Using Ayni Airbase for offensive operations would undoubtedly have diplomatic repercussions. Tajikistan, while friendly with India, would face immense pressure from China, Russia, and regional Islamic states. India would need to conduct backchannel diplomacy to ensure Tajik cooperation and possibly limit overt Indian activities at the base to ISR and logistical support.
Moreover, any Indian activity from Ayni would provoke reactions not only from Pakistan but also from regional stakeholders like Iran and China, who have vested interests in maintaining stability in Central Asia.
The new Taliban regime in Afghanistan complicates the scenario. While they lack air defense capabilities, any perceived Indian military transit over Afghan airspace could provoke a response. However, covert or high-altitude missions might escape detection. India may also engage diplomatically with the Taliban to maintain an unofficial understanding, similar to how other regional powers are engaging with Kabul.
Pakistan now faces a significant strategic dilemma. It must decide whether to continue focusing the bulk of its military resources on its eastern frontier or to reallocate assets to guard against a potential western threat. Given its economic instability and stretched military budget, spreading its defenses thinner would create vulnerabilities that India could exploit.

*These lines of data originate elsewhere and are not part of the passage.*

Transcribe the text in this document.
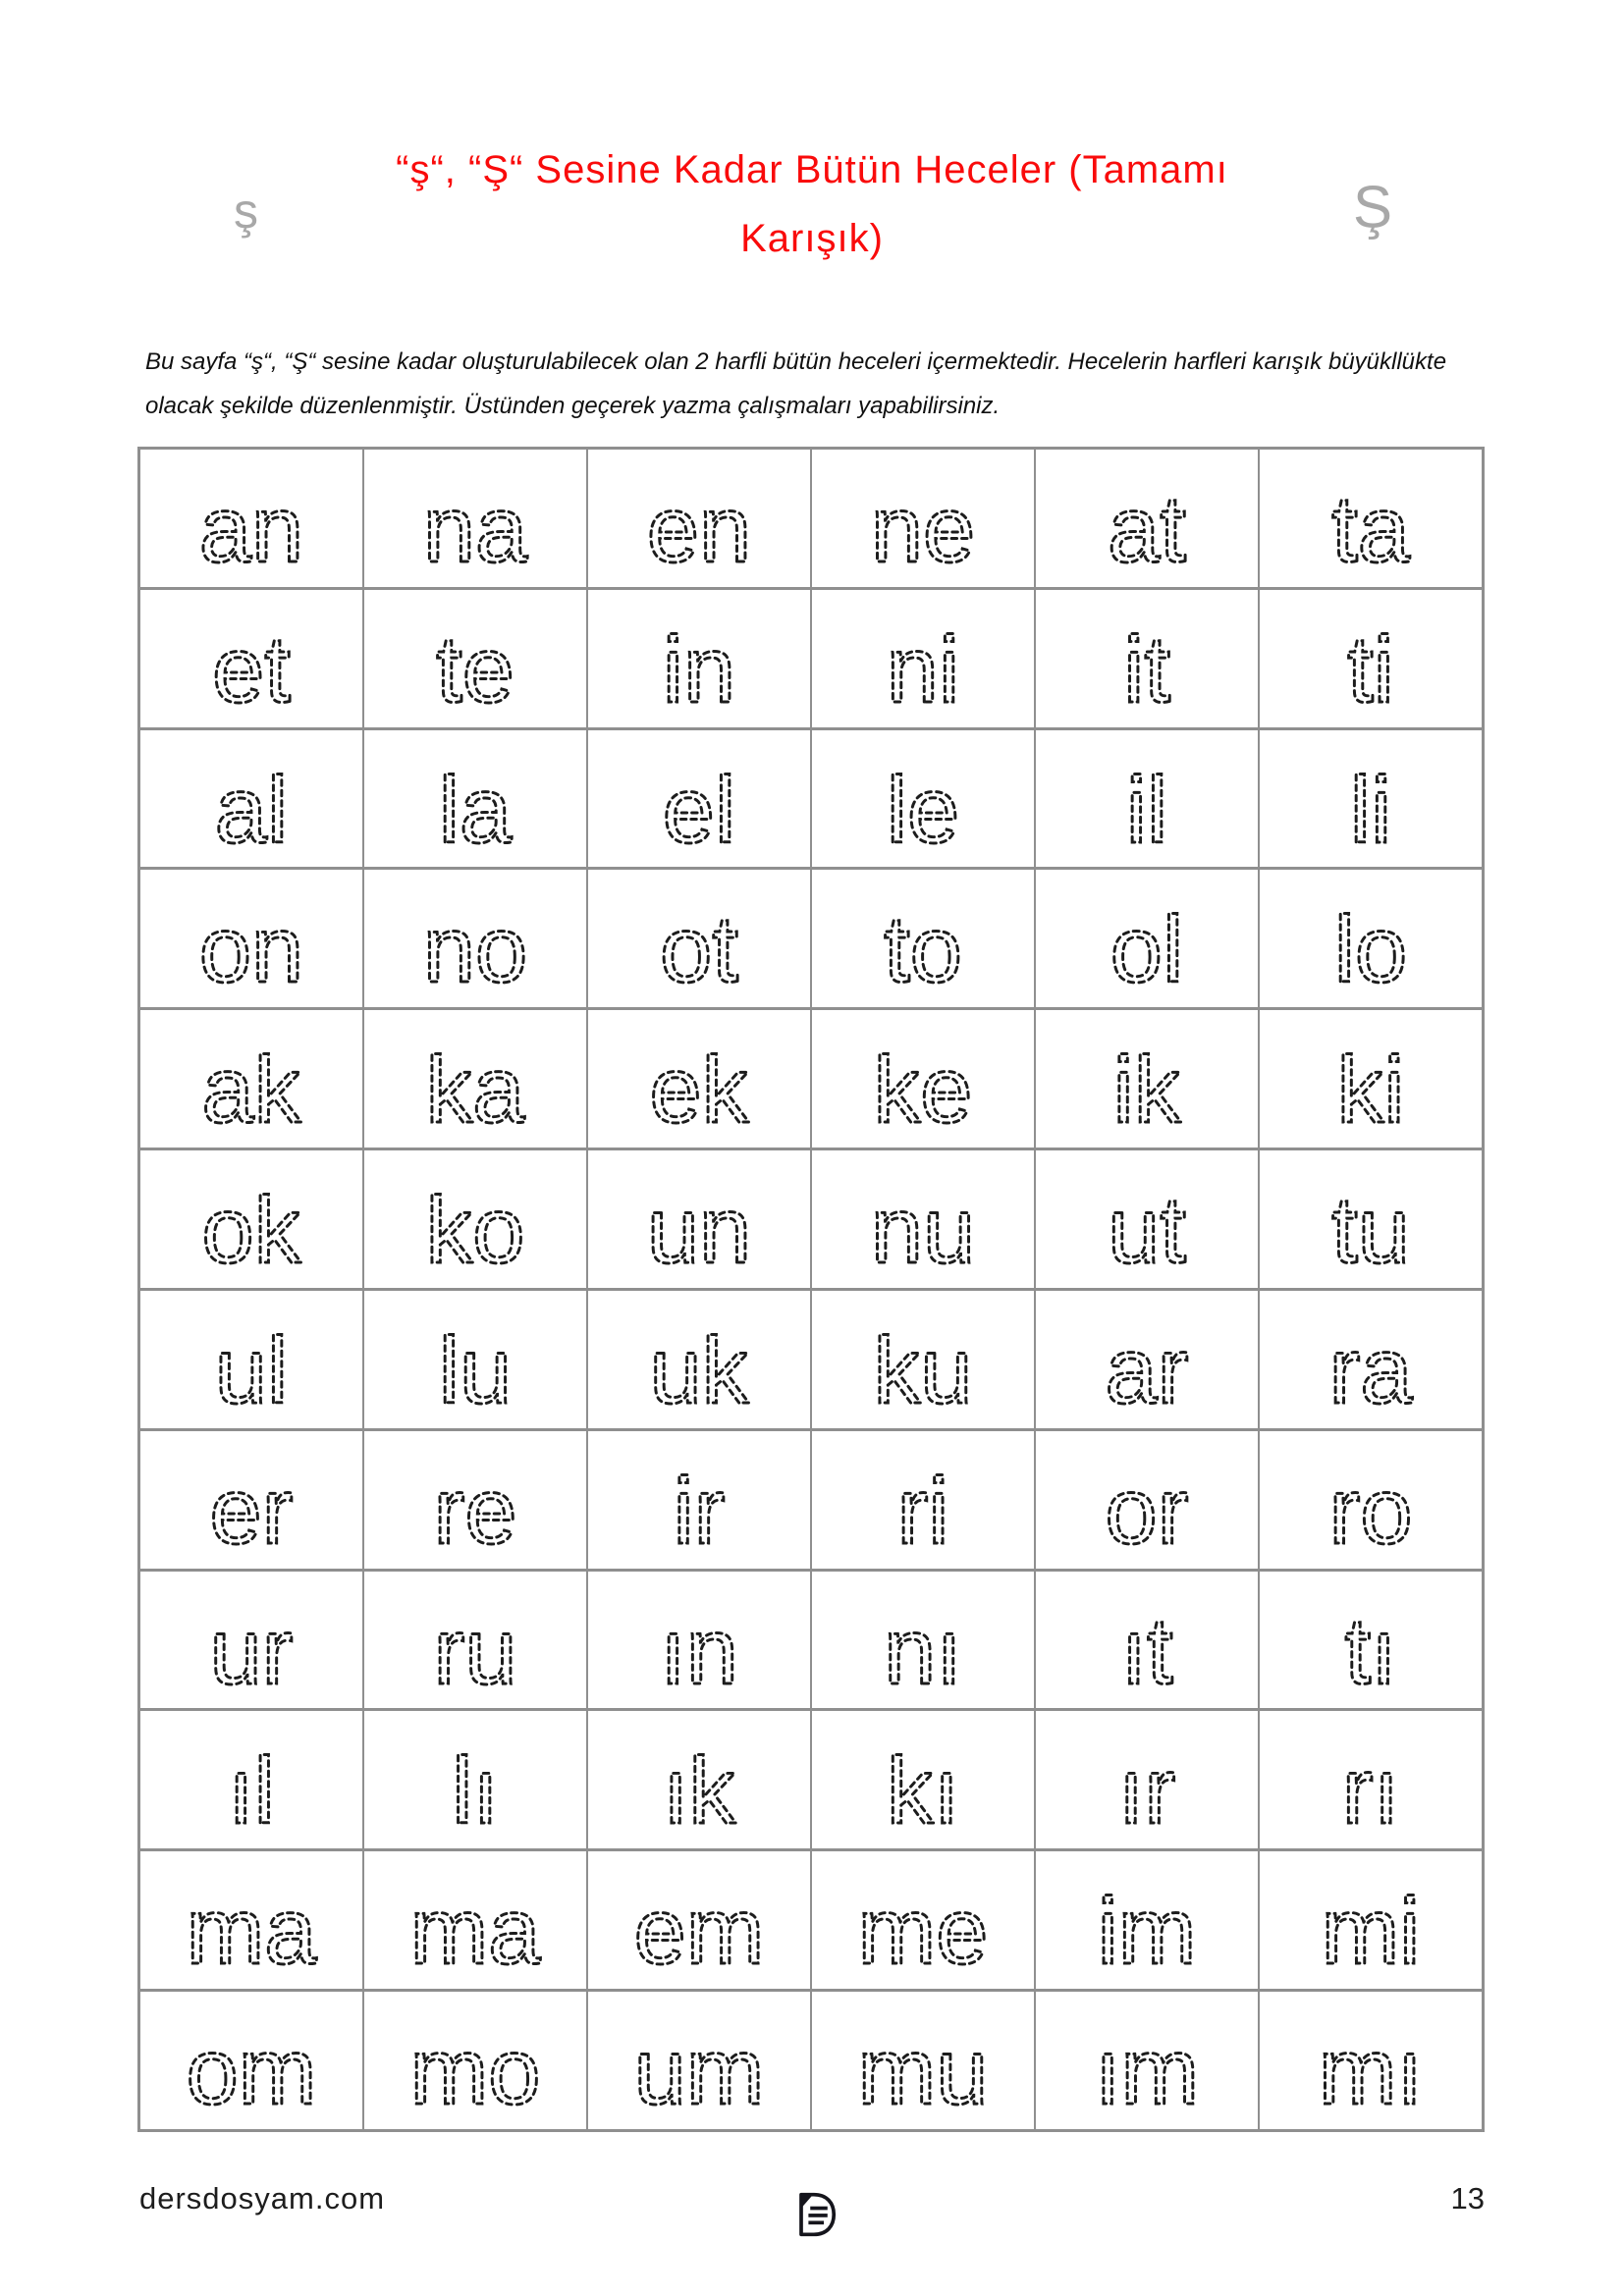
ş
“ş“, “Ş“ Sesine Kadar Bütün Heceler (Tamamı
Karışık)	Ş

Bu sayfa “ş“, “Ş“ sesine kadar oluşturulabilecek olan 2 harfli bütün heceleri içermektedir. Hecelerin harfleri karışık büyükllükte olacak şekilde düzenlenmiştir. Üstünden geçerek yazma çalışmaları yapabilirsiniz.

an na en ne at ta
et te in ni it ti
al la el le il li
on no ot to ol lo
ak ka ek ke ik ki
ok ko un nu ut tu
ul lu uk ku ar ra
er re ir ri or ro
ur ru ın nı ıt tı
ıl lı ık kı ır rı
ma ma em me im mi
om mo um mu ım mı
dersdosyam.com	13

Furthermore, Pakistan’s intelligence apparatus will now be under pressure to monitor a vastly expanded geographical scope. From merely watching the LoC and IB, it must now surveil its border with Afghanistan and even air corridors from Tajikistan.
India’s overseas military base in Tajikistan represents a significant, though underutilized, component of its regional power projection. The Ayni airbase offers New Delhi a strategic lever to reshape the military and psychological dynamics of its standoff with Islamabad.
In an era of asymmetric warfare, where perception and deterrence are as important as physical force, Ayni could serve as both sword and shield. It is a chess move that forces Pakistan to rethink its defensive calculus, potentially altering the very nature of South Asia’s security architecture.
As the Indian military weighs its options in response to the Pahalgam terror attack, one thing is clear: the battleground is no longer just at the LoC. From the high reaches of the Himalayas to the airfields of Central Asia, the arena of Indo-Pakistan tensions is expanding, and India is signaling that it’s ready to play a longer, broader game.